1. Einführung
1.1. Entstehungsgeschichte
Die Beratungsleistung »Private Finanzplanung« entstand in den 1960er Jahren unter der Bezeichnung »Personal Financial Planning« in den USA. Financial Planning Konzepte wurden in Deutschland erstmals in den 1980er Jahren eingeführt. Ihre Verbreitung stand dabei im Zusammenhang mit dem Vordringen des »Allfinanz«-Gedankens. Allfinanz bedeutet den Vertrieb von Bank- und Versicherungsprodukten durch einen Anbieter, wobei die Erhöhung des Umsatzes je Kunden (sog. Cross Selling) bei reduzierten Akquisitionskosten das Ziel ist.
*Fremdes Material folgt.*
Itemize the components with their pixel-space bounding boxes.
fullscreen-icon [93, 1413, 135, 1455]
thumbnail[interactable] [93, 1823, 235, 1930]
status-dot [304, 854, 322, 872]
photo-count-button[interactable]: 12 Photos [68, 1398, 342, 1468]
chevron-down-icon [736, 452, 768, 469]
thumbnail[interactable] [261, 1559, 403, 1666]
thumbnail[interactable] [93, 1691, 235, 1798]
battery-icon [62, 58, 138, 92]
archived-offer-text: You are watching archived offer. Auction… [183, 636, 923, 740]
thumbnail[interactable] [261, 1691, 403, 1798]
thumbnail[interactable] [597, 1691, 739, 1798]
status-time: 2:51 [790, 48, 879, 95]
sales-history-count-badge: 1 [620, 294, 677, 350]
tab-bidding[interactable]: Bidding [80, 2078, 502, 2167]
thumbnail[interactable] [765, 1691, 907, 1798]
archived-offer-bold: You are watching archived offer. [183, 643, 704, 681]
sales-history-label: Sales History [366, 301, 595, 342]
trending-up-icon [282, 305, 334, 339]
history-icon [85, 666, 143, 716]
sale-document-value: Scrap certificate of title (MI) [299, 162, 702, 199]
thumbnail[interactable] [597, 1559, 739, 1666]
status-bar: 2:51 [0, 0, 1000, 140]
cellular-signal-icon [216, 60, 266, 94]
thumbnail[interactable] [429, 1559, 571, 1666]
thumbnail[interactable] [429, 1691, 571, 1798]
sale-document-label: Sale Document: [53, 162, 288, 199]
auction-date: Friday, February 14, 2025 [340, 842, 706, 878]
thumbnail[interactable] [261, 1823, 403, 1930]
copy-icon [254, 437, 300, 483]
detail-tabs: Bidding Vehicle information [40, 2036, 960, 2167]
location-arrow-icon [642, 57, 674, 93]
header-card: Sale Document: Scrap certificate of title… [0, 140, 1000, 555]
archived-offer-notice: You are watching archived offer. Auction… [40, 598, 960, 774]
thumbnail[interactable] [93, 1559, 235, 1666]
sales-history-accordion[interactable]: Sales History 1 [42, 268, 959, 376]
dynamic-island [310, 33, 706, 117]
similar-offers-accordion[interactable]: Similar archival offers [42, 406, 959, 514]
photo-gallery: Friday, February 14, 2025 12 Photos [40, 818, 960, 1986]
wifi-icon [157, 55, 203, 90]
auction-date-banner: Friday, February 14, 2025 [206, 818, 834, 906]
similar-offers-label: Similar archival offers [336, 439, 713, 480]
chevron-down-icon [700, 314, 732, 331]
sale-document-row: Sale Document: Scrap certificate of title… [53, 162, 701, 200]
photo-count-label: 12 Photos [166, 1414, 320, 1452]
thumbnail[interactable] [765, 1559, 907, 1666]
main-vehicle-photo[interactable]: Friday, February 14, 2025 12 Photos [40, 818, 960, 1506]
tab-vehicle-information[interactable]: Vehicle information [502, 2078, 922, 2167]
Mit dem Instrument des »Financial Planning« sollte das Cross Selling erleichtert werden.
Im steuerberatenden Berufsstand hielten Ansätze der Privaten Finanzplanung im Zuge des Börsenbooms in der zweiten Hälfte der 1990er Jahre einen Einzug in die Mandantenberatung. Ziel dieser Beratungsangebote war es, dem Mandanten unabhängig von der kurzfristigen Entwicklung der schwankenden Kapitalmärkte ein langfristiges Finanzkonzept für seine private Vermögenssphäre an die Hand zu geben, damit er seine angestrebten Ziele (vorzeitiger Ruhestand etc.) erreichen kann. Hierfür wurden Instrumente der betriebswirtschaftlichen Beratung (z.B. Liquiditätsplanung) auf die private Finanzsphäre des Mandanten übertragen. Letztlich strebte der Steuerberater damit an, aus bestehenden Mandaten einen höheren Honorarumsatz zu erzielen. Dem wachsenden Interesse an einer Betreuung der Mandanten in ihrer privaten Vermögenssphäre trägt der Deutsche Steuerberaterverband e.V. (DStV) mit seiner jüngst geschaffenen Qualifizierung zum »Fachberater für Vermögens- und Finanzplanung (DStV e.V.)« Rechnung.
1.2. Definition und Abgrenzung
1.2.1. Definition
Anliegen der Privaten Finanzplanung ist es, dem Mandanten einen Überblick über seine Finanzsituation zu verschaffen, um anschließend geeignete Maßnahmen zu ergreifen, die ihm die Erfüllung der Meilensteine seiner persönlichen Lebensplanung ermöglichen. Hierfür wird das gesamte finanzielle Umfeld des Mandanten betrachtet. Dies bedingt die detaillierte Aufnahme sämtlicher Vermögenswerte und Verbindlichkeiten, Einnahmen und Ausgaben sowie steuerlicher Sachverhalte. Diese Daten werden mittels einer speziellen Finanzplanungssoftware, welche die mehrjährige Entwicklung der Vermögensanlagen sowie der Einnahmen und Ausgaben unter der Annahme verschiedener Szenarien (Best-/Medium-/Worst-Case) simuliert, analysiert. Dadurch können Folgewirkungen von Finanzentscheidungen in einer mehrjährigen Betrachtungsweise aufgezeigt und die Wechselwirkung auf andere Finanzbereiche dargestellt werden.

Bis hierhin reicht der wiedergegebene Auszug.